Auch in der Arbeitswelt können Positive durch ihren offenen Umgang mit der HIV-Infektion viel bewegen. Ein IBM-Mitarbeiter hat es vorgemacht: Sein Personalchef Dieter Scholz wurde durch ihn an das Thema herangeführt, jetzt sitzt Scholz bei den Positiven Begegnungen auf dem Podium.
Der US-Konzern setze prinzipiell auf Diversity und verfolge eine „Null-Toleranz-Politik“ bei jeglicher Form von Diskriminierung, erklärt der Personalgeschäftsführer für Deutschland, Österreich und die Schweiz. „Es ist wichtig, dass die Geschäftsführung bei Diskriminierungsfällen deutlich reagiert!“ Das könne bis zur Abmahnung gehen.
„Wer kann noch entspannt auf dem Behandlungsstuhl sitzen, wenn er das Recht dazu bei seinem Zahnarzt erst einfordern muss?“
Auch bei Diskriminierung im Gesundheitswesen kann man sich wehren. Im Zweifelsfalle gelte es, das Recht lautstark einzufordern, die Diskriminierung zu melden und öffentlich zu machen, sagt Annette Haberl Ärztin am HIV-Center der Frankfurter Universität. Im idealen Falle könne man den Arzt so zu einer notwendigen Fortbildung bewegen und so Fehlverhalten künftig vermeiden.
Diese Strategie hat allerdings Grenzen. „Wer kann noch entspannt auf dem Behandlungsstuhl sitzen, wenn er das Recht dazu bei seinem Zahnarzt erst einfordern muss?“, spitzt Haberl zu.

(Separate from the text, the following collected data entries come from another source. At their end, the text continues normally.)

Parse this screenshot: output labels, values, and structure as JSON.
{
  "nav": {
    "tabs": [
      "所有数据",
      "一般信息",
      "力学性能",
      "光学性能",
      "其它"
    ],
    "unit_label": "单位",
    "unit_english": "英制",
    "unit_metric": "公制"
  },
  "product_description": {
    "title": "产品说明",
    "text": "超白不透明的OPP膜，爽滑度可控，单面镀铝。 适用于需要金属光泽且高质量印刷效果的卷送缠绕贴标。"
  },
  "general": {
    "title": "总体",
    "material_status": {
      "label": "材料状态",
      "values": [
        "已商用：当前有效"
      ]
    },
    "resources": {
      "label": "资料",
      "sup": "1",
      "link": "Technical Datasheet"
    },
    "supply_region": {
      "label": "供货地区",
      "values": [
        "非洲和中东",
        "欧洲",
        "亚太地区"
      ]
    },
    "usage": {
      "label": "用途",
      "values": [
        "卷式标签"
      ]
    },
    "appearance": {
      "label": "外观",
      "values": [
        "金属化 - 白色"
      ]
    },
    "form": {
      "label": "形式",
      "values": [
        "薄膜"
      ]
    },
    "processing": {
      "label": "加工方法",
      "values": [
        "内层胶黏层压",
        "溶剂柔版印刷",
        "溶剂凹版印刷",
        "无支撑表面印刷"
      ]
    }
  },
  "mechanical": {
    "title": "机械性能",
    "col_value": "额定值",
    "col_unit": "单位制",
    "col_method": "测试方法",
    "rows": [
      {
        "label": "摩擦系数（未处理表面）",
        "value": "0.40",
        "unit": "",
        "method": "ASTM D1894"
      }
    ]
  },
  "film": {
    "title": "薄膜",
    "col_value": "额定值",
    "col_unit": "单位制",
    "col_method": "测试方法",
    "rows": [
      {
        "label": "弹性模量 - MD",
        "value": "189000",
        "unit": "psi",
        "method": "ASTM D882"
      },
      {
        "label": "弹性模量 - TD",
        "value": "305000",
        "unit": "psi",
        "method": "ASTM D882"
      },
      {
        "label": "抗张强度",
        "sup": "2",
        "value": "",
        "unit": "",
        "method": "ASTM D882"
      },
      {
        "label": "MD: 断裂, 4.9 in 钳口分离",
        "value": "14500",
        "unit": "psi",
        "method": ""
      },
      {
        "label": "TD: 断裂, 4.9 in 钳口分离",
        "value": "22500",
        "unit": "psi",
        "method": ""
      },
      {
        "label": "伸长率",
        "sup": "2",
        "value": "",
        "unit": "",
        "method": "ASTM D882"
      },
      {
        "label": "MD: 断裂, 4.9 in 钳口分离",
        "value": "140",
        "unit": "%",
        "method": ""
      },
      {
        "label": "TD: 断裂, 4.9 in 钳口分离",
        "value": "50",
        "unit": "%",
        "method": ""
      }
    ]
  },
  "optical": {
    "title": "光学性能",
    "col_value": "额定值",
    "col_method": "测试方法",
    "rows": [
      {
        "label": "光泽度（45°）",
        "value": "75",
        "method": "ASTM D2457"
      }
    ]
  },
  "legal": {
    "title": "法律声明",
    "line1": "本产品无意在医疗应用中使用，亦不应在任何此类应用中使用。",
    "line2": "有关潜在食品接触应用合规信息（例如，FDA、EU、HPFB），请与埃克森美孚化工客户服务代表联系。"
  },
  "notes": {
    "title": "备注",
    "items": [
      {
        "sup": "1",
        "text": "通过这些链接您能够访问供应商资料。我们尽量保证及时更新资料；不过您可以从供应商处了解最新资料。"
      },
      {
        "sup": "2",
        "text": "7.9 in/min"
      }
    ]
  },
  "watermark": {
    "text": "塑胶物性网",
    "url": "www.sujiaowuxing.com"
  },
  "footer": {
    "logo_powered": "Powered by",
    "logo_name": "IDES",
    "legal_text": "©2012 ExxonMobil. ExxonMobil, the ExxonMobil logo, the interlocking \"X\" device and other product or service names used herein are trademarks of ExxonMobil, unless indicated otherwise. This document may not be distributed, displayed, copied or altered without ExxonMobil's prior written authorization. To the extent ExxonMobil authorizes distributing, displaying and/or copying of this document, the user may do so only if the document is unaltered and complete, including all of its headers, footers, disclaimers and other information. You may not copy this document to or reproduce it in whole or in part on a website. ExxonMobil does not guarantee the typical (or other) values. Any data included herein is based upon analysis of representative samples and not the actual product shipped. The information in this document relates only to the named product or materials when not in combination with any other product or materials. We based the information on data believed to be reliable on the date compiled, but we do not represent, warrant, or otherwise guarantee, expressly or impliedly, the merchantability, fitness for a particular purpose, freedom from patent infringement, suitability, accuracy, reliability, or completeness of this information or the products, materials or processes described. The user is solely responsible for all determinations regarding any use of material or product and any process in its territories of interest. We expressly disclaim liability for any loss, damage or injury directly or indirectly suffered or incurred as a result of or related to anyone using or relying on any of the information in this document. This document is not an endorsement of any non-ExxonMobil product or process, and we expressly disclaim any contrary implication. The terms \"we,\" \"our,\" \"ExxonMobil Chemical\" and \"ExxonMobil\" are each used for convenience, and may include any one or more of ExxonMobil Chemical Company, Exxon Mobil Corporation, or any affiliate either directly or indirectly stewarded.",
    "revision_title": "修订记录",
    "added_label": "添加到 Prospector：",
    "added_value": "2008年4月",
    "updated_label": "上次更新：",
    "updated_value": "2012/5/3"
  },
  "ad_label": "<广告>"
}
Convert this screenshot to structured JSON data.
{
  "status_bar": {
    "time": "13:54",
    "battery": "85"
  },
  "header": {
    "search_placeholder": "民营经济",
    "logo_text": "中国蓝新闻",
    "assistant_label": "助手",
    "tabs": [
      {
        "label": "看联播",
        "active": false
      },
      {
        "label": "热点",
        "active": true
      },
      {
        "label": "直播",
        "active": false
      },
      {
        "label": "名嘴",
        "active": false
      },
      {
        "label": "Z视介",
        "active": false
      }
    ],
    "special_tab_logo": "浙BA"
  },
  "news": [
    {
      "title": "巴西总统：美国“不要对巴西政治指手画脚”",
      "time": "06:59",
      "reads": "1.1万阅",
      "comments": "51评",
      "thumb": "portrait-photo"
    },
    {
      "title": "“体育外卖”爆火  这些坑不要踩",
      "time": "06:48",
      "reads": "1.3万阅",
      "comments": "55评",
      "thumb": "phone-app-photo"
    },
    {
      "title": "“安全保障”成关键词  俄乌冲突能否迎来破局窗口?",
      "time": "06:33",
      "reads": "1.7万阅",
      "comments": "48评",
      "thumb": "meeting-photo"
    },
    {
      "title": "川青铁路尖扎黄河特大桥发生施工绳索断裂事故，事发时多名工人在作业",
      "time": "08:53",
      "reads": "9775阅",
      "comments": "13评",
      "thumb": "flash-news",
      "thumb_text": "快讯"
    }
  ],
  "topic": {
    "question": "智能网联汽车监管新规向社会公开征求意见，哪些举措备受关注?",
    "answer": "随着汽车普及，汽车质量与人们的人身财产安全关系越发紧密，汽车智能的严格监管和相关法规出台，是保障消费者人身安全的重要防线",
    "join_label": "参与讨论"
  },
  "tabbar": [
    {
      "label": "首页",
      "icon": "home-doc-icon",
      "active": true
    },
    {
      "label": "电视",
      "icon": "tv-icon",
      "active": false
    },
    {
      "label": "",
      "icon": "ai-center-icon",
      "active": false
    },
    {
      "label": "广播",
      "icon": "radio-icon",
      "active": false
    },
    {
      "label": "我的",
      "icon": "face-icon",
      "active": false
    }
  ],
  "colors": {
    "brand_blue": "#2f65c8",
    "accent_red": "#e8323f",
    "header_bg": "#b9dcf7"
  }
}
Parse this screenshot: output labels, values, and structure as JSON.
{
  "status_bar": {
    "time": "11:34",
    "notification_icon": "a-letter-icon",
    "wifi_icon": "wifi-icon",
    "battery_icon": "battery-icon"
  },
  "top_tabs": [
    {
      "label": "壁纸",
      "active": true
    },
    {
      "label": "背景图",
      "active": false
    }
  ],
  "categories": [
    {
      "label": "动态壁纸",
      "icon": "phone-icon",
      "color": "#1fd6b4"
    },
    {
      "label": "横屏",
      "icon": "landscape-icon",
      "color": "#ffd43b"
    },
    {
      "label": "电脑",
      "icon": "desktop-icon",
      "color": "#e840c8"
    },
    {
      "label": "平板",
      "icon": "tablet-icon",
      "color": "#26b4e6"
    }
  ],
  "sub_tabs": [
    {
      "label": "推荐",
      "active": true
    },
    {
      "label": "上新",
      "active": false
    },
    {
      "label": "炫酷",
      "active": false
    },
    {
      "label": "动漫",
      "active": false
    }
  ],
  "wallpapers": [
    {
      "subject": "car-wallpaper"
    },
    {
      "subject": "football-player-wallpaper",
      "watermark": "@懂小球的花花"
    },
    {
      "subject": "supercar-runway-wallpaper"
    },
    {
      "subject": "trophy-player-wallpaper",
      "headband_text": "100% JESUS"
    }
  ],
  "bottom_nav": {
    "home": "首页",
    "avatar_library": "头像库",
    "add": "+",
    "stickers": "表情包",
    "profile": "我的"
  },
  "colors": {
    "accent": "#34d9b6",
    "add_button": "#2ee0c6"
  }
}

Und: Wer lernt schon etwas dazu, wenn er frontal angegriffen wird? „Ärzte ticken nicht anders als andere Menschen“, sagt Haberl. Auch Mediziner hätten Ängste, Unsicherheiten. Wissensdefizite gäben viele ungern zu und reagierten auf Belehrungen abwehrend. Haberl setzt darum neben Fortbildung auch auf kollegiale Gespräche zwischen erfahrenen HIV-Behandlern und ihren Kollegen aus anderen Bereichen.
Jeder kann für sich entscheiden, welche Aktionen zu ihm passen.
Verfassungsrichterin Baer rät analog, auch privaten Gelegenheiten mit Staatsanwälten und Richtern über den medizinischen Stand in Sachen HIV zu sprechen, um eine gute Grundlage für die Urteile der Zukunft zu schaffen.
Letztlich wird, wie Susanne Baer es formuliert, das Zusammenspiel auf unterschiedlichsten Ebenen, das gemeinsame Konzert der verschiedensten Akteure zu Veränderungen und einem Abbau von Diskriminierungen führen.
In diesem Punkt ist die Runde sich einig: Jeder kann für sich entscheiden, welche Reaktionen zu ihm passen, wie viel Aufwand er treiben möchte und wie viel Mut er hat. Ob man nun einen Diskriminierungsfall einfach nur anonym meldet, ob man auf die Straße geht oder bis zum Bundesverfassungsgericht: Alles trägt dazu bei, sich selbst und andere zu stärken.